21 January 2024

“I will go to the gym 5 times a week” we have all proclaimed at one point or another in our lives, yet in 99% of cases, these words end up like farts in the wind…

I want, after all, to be the kind of person who maintains their cognitive and physical health. But going to the gym is but one metric of whether you are that kind of person. There are other ways to get there…

Setting yourself the gym-going goal is like treating the symptoms, instead of the disease. We want to be the kind of person who maintains their health, rather than being a gym-goer per se.

Therefore, a wiser approach is to ask ourselves: what would a person who embodies the value of maintaining their health do? Would they prefer lying on the couch instead of going for a walk? Would they prefer a short, HIIT workout at home over watching the telly? Questions like these form the basis for a reflective approach to embodying your values.

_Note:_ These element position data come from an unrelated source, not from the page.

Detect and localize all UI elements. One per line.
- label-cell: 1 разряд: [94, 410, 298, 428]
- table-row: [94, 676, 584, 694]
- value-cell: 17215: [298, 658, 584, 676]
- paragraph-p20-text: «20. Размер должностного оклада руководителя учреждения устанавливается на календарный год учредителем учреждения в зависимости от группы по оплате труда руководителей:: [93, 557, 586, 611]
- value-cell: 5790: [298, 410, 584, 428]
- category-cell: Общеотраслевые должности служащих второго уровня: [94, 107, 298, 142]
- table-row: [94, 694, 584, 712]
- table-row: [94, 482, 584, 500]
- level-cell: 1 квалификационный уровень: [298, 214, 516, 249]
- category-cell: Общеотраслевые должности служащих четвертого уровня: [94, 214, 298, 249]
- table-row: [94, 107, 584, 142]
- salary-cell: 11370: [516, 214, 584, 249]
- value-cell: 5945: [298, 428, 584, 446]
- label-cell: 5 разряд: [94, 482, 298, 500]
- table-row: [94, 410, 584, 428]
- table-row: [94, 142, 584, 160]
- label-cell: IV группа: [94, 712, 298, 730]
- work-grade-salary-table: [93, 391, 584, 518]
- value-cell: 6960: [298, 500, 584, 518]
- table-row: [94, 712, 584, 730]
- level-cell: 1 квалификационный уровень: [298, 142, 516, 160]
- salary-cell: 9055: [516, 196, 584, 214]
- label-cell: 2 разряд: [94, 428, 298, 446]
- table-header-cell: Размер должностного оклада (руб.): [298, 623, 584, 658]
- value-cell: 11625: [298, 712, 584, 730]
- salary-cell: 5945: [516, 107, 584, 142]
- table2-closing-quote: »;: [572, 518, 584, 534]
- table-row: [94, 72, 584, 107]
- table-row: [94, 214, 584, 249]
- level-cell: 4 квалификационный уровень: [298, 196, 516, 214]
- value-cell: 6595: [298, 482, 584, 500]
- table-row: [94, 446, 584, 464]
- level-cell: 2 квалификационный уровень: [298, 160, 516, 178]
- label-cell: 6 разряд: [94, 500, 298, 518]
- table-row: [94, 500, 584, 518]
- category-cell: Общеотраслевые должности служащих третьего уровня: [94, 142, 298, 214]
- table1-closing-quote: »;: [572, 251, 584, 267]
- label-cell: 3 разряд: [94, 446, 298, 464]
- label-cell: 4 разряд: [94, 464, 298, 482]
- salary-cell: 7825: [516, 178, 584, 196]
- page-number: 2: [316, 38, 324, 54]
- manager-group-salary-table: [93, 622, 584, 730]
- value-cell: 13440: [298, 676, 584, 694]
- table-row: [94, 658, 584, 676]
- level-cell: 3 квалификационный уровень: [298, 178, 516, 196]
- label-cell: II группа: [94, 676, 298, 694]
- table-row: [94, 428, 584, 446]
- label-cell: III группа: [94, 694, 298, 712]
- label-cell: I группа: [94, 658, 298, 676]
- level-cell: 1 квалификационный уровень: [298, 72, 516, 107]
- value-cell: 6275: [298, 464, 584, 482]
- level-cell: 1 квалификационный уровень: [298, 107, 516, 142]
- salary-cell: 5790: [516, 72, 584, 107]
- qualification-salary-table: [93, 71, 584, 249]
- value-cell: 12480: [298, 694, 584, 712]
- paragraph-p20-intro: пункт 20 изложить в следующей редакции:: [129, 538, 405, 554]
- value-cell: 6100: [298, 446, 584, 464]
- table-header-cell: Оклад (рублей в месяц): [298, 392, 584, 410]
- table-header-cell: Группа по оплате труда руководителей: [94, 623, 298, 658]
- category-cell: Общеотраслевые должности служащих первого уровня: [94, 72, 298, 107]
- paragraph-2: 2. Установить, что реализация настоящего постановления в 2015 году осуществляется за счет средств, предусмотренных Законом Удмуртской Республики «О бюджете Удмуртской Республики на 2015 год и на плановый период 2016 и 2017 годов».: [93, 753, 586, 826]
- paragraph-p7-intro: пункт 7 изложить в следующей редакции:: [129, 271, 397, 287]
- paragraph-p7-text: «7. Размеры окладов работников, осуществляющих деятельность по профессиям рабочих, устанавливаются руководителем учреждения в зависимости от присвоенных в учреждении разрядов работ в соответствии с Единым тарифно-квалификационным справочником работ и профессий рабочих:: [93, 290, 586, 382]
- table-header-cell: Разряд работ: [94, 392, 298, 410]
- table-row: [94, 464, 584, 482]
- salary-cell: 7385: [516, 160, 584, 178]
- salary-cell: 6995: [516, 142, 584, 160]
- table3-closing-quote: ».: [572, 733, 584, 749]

There are two advantages of this reflective approach.

First, it does not assume that you know the perfect metric for you to embody the value of maintaining health. Finding the perfect metric, if you are not the kind of person who deeply expresses that value, can be near-impossible, but on a small scale, it’s much easier to make that call. For instance, while it might be unclear what the best diet is for you to follow for the next 3 months to maintain health, it is much clearer whether you should replace your daily pizza with some whole foods. With such finer-grained approach, you can see how the value fits in your life and express it more authentically.

Second, the reflection can cause cognitive dissonance – you say you are the kind of person who is maintaining their health but your behaviours tell a different story – which can be motivating.

Maybe after hundreds of hours of reflection and experience, then you can set yourself goals. But, at that point, you are probably already the kind of person who embodies that value. And at that point, of what use is setting a goal to do something to get you to express a value, if the behaviours downstream of that value are already the default ones?